At which point you'd then have a choice of

 (a) just let it bounce

 (b) marking the allocations that led to them

and (a) might actually be perfectly fine in a lot of situations.
That's particularly true for the "random drivers" situation that may
not be all that relevant in real life, which is a *big* deal. Not
because of any performance issues, but simply because of kernel
developers not having to worry their pretty little heads about stuff
that doesn't really matter.

In fact, (a) might be perfectly ok even for drivers that *do* matter,
if they just aren't all that performance-critical and the situation
doesn't come up a lot (maybe it's a special management ioctl or
similar that just causes the possibility to come up, and it's
important that it *works*, but having a few bounces occasionally
doesn't actually matter, and all the regular IO goes the normal path).
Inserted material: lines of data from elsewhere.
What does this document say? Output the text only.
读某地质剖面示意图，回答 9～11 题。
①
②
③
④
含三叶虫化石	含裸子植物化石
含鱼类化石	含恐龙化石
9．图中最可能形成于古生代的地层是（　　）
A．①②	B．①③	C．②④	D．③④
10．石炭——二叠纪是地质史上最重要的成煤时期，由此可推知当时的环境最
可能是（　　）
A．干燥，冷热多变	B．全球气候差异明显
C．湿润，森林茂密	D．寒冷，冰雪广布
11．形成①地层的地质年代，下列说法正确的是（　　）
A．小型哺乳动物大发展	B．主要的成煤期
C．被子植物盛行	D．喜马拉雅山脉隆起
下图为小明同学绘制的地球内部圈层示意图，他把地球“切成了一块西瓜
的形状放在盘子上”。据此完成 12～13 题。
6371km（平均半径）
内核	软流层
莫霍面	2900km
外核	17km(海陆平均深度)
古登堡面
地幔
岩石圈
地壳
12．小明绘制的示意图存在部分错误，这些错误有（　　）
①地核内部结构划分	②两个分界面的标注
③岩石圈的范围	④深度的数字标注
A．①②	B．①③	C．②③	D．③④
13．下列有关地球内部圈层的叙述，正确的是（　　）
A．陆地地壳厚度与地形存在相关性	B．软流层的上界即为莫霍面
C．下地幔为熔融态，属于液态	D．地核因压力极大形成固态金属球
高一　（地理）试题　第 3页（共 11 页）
And (b) would be triggered by actual data. Which could be fairly easy
to gather with a statistical model. For example, just making
dma_map_xyz() have a debug mode where it prints out the stack trace of
these bounces once every minute or so - statistically the call trace
will be one of the hot ones. Or, better yet, just use tracing to do
it.

That would allow us to say "DMA is immaterial for _correct_ alignment,
because we always fix it up if required", but then also find
situations where we might want to give it a gentle helper nudge.

But hey, if you're comfortable with your approach, that's fine too.
Anything that gets rid of the absolutely insane "you can't do small
allocations" is an improvement.

                   Linus